Nana Konadu Agyeman-Rawlings (5th from left), former First Lady, with Dr Mavis Sakyi (3rd from left), Ag Head of Public and Health Promotion, Ministry of Health; Dr Patrick Kuma- Aboagye (3rd from right), Director-General, Ghana Health Service; Dr Charles Mensah Cofie (5th from right), Chairman, Glaucoma Working Group, and Harrison Kofi Abutiate (4th from left), President of Glaucoma Patients Association of Ghana. With them are other dignitaries.

He has also called for increased robust public education to create awareness and advocacy campaigns to promote the importance of accessing eye care. To him, free screening programmes to draw attention to vision health care could not be over stated.

With low awareness of the disease, late presentation and diagnosis and poor adherence to follow-up visits, glaucoma remains one of the leading causes of blindness especially among older people.

Cost of treatment

Apart from surgery in severe cases, patients are put on lifetime treatment to manage the disease. However the high cost of medication is also making it difficult for patients to adhere to the treatment plan.

An Opthalmologist, who doubles as the Chairman of the Ophthalmology Society of Ghana's Glaucoma Working Group, Dr Charles Mensah Cofie, said cost of eye drop for glaucoma for 20 years can build a comfortable accommodation apartment for one’s retirement.

He, however, cautioned against the use of traditional treatment methods for glaucoma explaining that there was no scientific evidence supporting such remedies which has the potential to worsen the condition.

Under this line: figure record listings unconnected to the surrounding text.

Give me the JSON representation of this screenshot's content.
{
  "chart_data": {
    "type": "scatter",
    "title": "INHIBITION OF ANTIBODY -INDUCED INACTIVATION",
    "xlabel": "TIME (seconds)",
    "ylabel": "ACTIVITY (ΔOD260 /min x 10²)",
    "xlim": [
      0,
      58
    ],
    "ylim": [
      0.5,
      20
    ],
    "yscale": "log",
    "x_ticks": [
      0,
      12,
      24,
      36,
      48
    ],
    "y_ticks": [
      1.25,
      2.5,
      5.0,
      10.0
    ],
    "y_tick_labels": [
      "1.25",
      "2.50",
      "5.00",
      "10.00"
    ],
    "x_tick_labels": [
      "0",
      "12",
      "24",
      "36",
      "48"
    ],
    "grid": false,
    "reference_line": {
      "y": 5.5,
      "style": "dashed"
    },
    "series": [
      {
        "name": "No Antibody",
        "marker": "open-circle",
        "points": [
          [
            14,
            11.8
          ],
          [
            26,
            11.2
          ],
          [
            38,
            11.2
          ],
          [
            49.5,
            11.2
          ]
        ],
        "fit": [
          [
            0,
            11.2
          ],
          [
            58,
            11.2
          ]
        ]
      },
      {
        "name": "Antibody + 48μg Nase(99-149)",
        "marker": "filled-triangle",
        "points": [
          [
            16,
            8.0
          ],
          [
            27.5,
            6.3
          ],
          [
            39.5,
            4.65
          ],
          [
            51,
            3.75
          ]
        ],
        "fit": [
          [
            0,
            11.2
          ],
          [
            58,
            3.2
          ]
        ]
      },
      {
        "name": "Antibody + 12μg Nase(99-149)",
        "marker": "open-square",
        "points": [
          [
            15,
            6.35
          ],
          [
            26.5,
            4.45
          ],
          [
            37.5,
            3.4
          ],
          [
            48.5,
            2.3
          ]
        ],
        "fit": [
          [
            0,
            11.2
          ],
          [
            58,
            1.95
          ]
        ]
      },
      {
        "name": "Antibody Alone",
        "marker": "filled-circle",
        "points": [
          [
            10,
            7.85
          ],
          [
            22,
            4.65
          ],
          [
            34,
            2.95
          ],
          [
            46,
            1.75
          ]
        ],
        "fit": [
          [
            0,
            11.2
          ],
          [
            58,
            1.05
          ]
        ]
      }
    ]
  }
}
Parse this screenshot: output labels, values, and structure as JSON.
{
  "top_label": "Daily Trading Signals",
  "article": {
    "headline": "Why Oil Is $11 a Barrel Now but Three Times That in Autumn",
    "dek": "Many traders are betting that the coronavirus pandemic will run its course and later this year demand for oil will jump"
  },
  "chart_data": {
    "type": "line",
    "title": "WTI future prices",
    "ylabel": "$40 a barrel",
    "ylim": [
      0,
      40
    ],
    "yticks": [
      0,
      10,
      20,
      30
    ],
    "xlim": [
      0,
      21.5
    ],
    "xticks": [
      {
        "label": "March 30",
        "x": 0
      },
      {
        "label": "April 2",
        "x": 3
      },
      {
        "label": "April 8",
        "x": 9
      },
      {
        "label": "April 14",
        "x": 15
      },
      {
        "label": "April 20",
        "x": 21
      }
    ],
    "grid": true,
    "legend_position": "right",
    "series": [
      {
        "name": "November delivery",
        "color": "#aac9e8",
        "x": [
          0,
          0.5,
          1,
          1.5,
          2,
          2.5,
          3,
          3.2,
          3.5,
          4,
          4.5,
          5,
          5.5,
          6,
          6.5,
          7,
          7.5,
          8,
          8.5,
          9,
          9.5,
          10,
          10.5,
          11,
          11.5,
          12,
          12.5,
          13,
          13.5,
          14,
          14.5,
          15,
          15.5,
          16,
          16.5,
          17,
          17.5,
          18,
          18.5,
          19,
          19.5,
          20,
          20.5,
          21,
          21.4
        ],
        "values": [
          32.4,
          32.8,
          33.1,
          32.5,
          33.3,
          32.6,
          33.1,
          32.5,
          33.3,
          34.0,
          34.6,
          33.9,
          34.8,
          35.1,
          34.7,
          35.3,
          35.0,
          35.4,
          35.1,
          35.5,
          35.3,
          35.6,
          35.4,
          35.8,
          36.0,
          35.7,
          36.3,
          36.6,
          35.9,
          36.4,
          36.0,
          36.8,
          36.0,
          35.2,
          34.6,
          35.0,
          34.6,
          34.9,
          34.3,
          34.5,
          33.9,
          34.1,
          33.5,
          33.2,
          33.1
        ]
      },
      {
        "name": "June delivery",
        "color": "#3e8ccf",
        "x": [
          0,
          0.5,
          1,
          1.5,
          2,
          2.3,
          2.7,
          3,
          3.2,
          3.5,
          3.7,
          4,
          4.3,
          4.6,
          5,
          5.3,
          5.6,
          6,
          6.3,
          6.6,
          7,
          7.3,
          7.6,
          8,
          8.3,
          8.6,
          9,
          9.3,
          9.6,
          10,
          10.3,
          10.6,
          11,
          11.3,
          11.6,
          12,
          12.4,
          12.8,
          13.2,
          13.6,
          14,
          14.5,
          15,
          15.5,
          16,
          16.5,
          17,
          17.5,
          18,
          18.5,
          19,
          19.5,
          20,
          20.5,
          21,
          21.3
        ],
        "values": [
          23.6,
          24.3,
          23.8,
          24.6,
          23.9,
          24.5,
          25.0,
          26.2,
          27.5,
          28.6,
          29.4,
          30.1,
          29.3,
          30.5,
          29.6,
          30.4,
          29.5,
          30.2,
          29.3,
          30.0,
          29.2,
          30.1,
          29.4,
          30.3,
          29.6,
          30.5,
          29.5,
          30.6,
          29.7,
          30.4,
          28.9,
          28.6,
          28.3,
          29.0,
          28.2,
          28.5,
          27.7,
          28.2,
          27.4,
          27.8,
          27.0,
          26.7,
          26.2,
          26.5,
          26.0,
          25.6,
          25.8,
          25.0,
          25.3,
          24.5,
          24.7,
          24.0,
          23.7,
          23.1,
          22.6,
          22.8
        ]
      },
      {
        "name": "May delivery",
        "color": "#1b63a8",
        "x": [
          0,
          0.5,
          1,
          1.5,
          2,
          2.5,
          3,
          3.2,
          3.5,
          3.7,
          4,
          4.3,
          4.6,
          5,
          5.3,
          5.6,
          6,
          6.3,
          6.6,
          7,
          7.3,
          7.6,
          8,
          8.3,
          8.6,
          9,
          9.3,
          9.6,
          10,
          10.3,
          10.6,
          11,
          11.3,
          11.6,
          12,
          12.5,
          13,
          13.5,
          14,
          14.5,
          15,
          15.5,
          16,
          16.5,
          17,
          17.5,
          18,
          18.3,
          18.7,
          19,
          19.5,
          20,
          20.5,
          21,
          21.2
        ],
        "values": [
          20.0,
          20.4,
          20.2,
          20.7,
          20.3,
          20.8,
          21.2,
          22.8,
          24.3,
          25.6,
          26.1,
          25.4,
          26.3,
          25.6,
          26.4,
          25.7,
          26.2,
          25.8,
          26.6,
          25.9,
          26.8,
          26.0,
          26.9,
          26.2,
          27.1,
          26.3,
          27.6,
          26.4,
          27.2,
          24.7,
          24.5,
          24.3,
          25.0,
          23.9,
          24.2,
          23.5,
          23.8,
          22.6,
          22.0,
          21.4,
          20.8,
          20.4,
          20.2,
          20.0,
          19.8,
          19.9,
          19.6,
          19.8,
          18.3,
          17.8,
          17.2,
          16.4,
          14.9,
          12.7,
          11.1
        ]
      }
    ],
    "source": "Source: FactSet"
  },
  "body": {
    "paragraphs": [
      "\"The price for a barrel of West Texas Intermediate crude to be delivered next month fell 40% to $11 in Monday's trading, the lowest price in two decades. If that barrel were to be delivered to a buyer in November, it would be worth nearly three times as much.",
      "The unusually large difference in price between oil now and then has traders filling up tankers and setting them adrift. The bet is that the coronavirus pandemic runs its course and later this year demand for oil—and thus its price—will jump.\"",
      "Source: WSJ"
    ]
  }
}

Dr Cofie urged individuals to seek treatment from qualified professionals to avoid irreversible vision loss. He highlighted the chronic and degenerative nature of the disease which means that once vision was lost it could not be restored.

A glaucoma patient, Former First Lady, Nana Konadu Agyeman-Rawlings, shared her personal experience with glaucoma, highlighting its silent nature and the financial burden of daily medication.

She appealed for tax waivers on glaucoma medication to alleviate the financial burden on patients or reduce prices to make treatment more accessible to all Ghanaians.

Reducing prevalence

There is the need for collaborative efforts to reduce the prevalence of glaucoma. Since glaucoma is genetic based it cannot be eliminated entirely but with increased awareness, early detection and intervention, blindness caused by the disease can be prevented.

Various non-governmental organisations (NGOs), including Orbis International, Vision Spring, and Operation Eyesight International, who play crucial roles in delivering eye care services, conducting research, and providing medical products and technologies must increase their effort.

Their efforts complement those of the public sector in improving access to eye care services through infrastructure development, capacity building and the deployment of human resources.

However, despite these efforts, Ghana continues to face significant challenges in combating glaucoma. With the highest prevalence of glaucoma cases in Africa and an estimated 232,500 blind individuals, of which 45,000 are due to glaucoma, urgent action is required to stem the tide of this silent thief of sight.

As Ghana observes World Glaucoma Week from March 10 to 16, 2024, on the theme "Uniting for a Glaucoma-Free World," it is imperative that concerted efforts are made to raise awareness, improve access to quality eye care services, and ensure that no one lives in fear of losing their vision.


 With collaborative action, Ghana can work towards realising the vision of a glaucoma related blindness free future for all its citizens.